Arrrgh! Aaahhh! Yeaaaa! Come at me ghost!
3 reasons “Provoking” might not be so great.
Over the last two or three years the big fad in ghost hunting, not research, is the process commonly being called “provocation.” Hundreds of ghost hunters and dozens of groups proclaim “provoking” as one of the best ways to get some kind of response from residents of the after-realm. Since our shared field of interest is speculative in nature, I shall speculate on three ways that “provoking” might NOT be the best way to “hunt” ghosts.
1. No ears.
If you believe in ghosts you probably believe that they do not have a physical body such as our own. If that is true and ghosts (entities, spirits, etc.) are not corporeal, then they do not have ears as we do. Without ears, the process that makes living people hear sound as uttered by lips while air is pushed out of lungs and through the throat creating vibrations which are received by the ear translated into sound and then deciphered by the brain as words is not the process by which a ghost would hear us. No ears, no sound. But they seem to be “hearing,” so there may be some other process taking place. If they are not hearing our words, perhaps they are only receiving the impression of our words as we speak them through some sort of psychical means that we are currently unaware of. In the case of “ghosts” picking up our thoughts, not our actual words, then why would it matter if we were screaming them or whispering them? On many occasions over the last 20+ years I have conducted ITC experiments where I simply thought my questions without any verbalization at all, yet I have still received replies.
2. Provoking is rude.
That’s right, rude. Although “ghost hunters” like to think that they know who or what spirits they are trying to communicate with, we have no proof as to who or what the spirits really are. So standing in a room shouting and being mean to someone you don’t even know is simply rude. Grow up and stop bullying, we’re trying to do research here.
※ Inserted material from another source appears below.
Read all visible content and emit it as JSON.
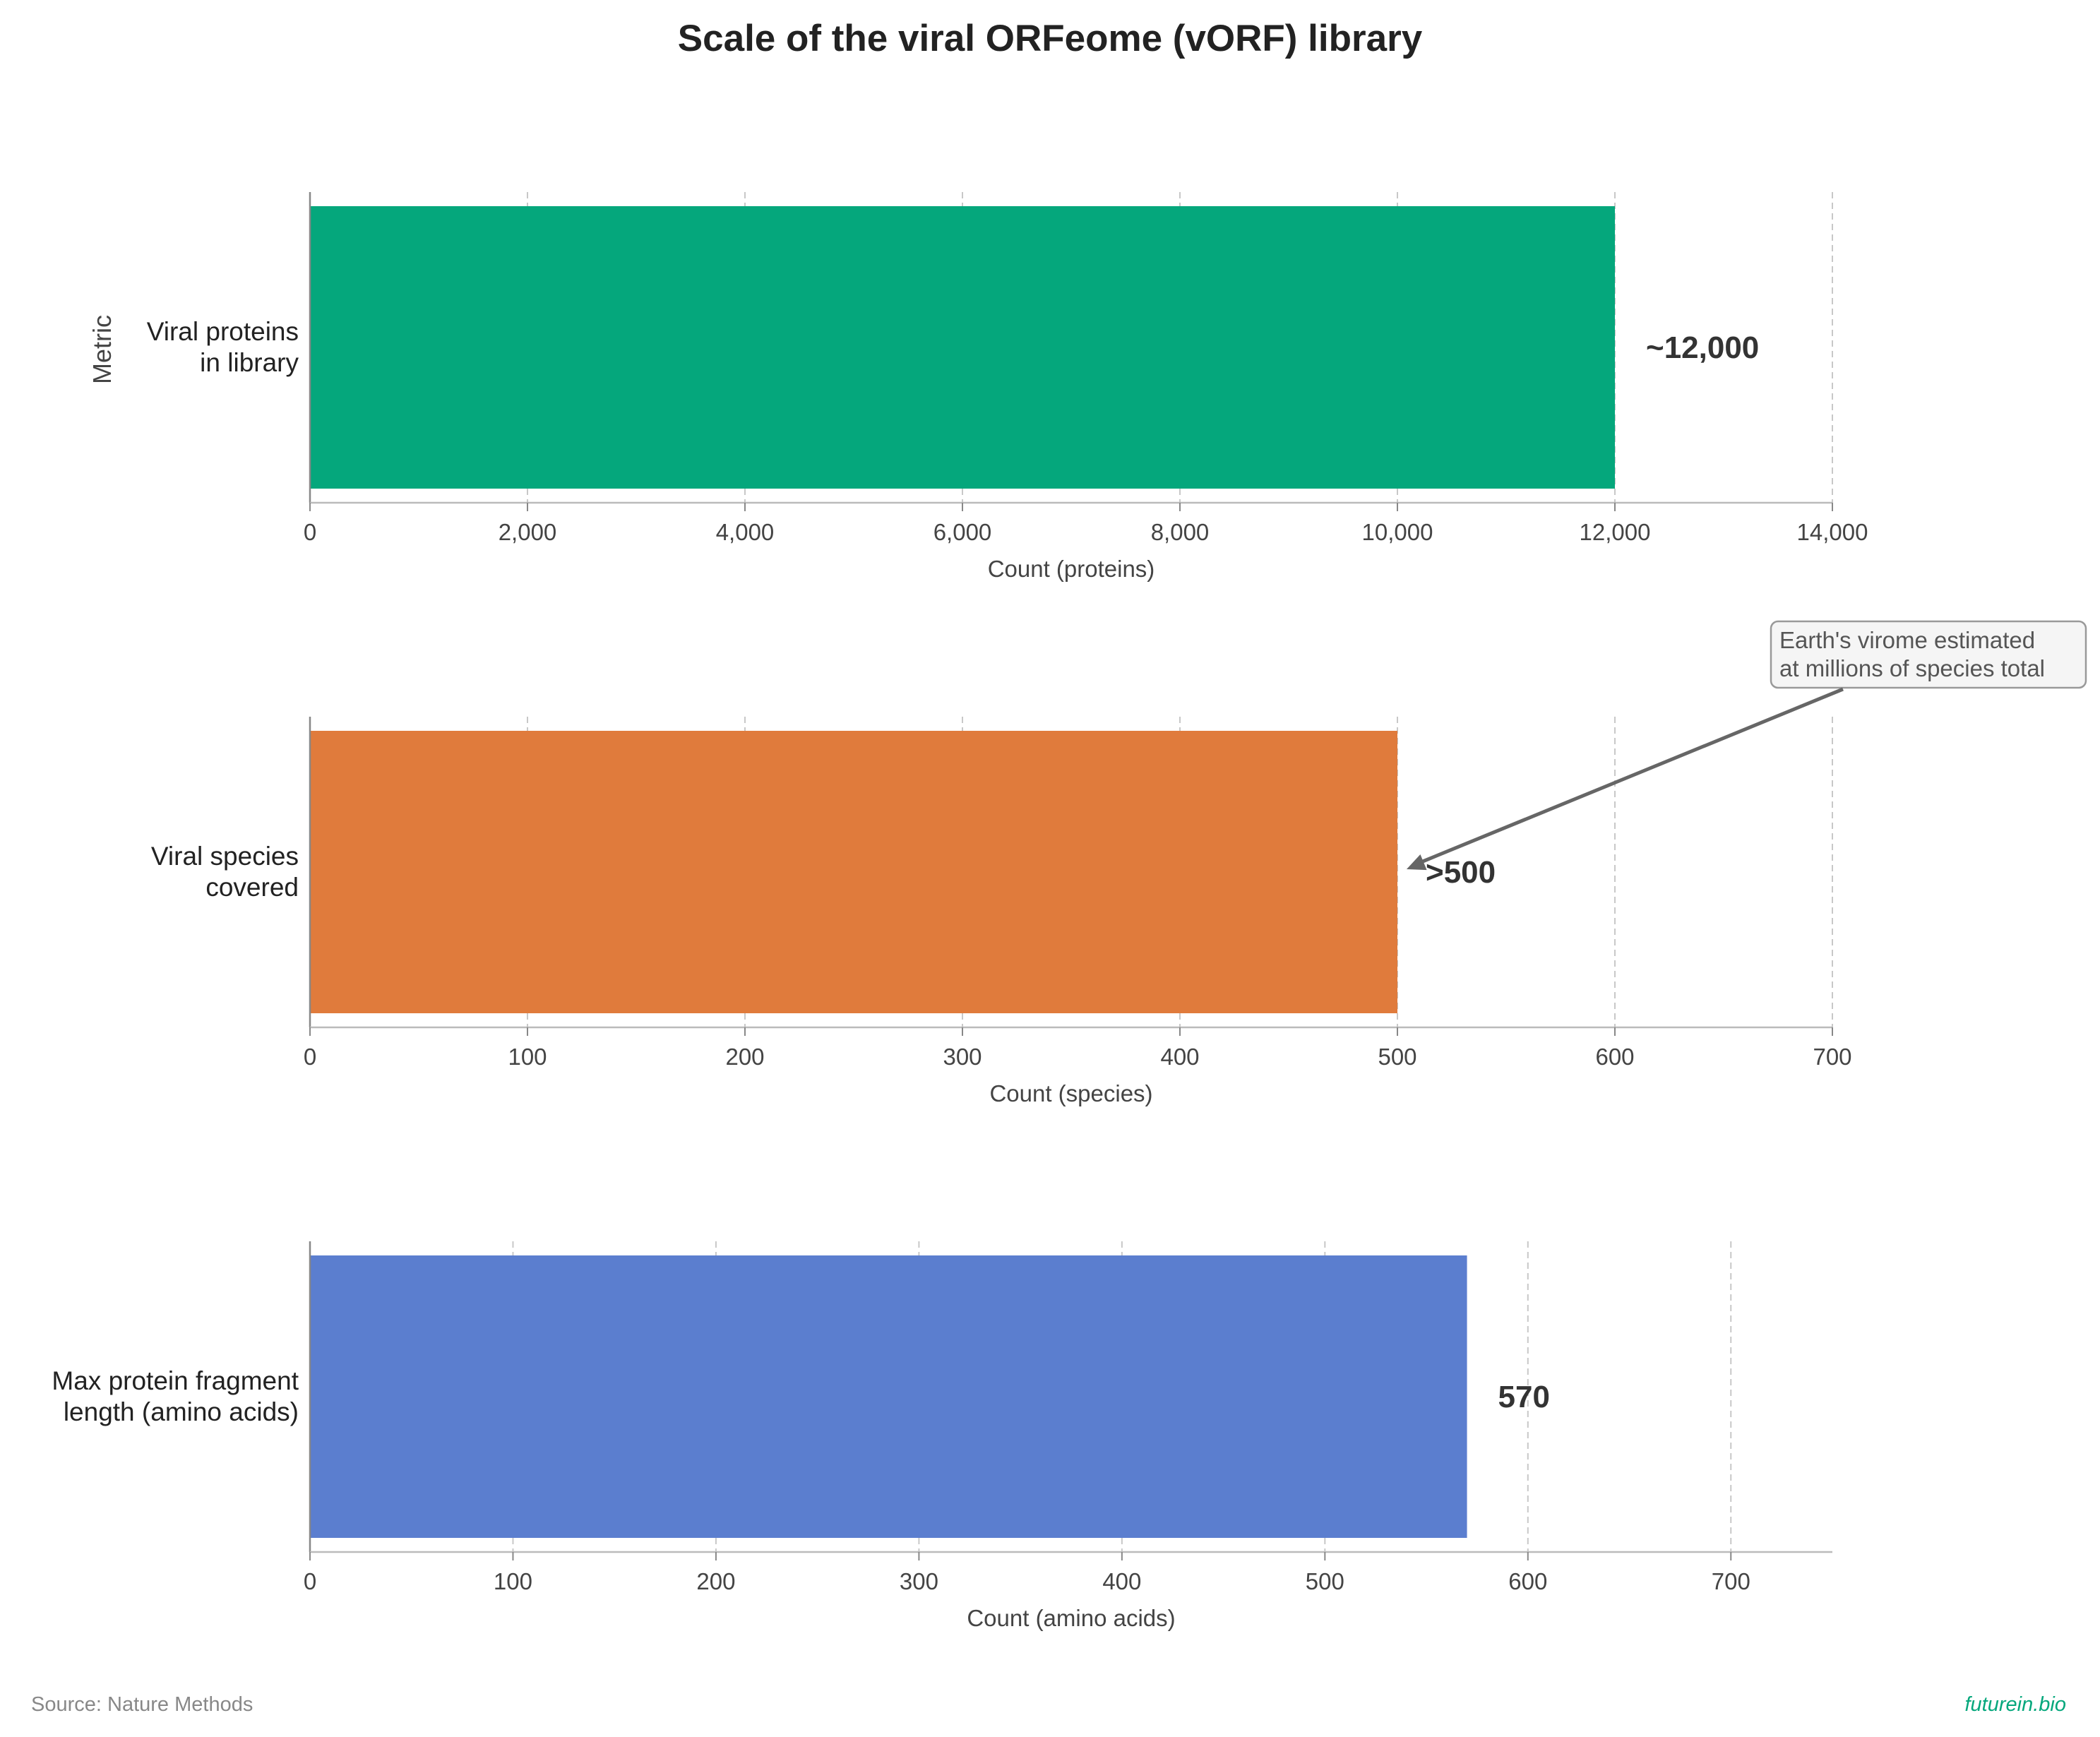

Another theory of “ghost hunters” is that some sort of energy generated by strong personalities or traumatic events can be leftover after a person dies. Well, following that train of thought we find that the energy could be leftover by anyone in a strong emotional state – even “ghost hunters.” What if a group of people goes to an allegedly haunted location and two or three of them get themselves worked up and start “provoking”? Can we be sure that after those “ghost hunters” leave, they haven’t left some of that energy behind? So the next weekend when someone goes to that same location and they start to “feel” a presence, it could possibly be the energy leftover from the people that were there last week. Imagine a place like Waverly Hills that has been filled with people screaming, running, yelling, laughing all the time. Do you think none of that energy has been left behind?
I’ve tried “provoking” myself and have been unimpressed with the results. The only thing I’ve ever seen “provoking” actually do is increase a television show’s ratings… and raise my blood pressure.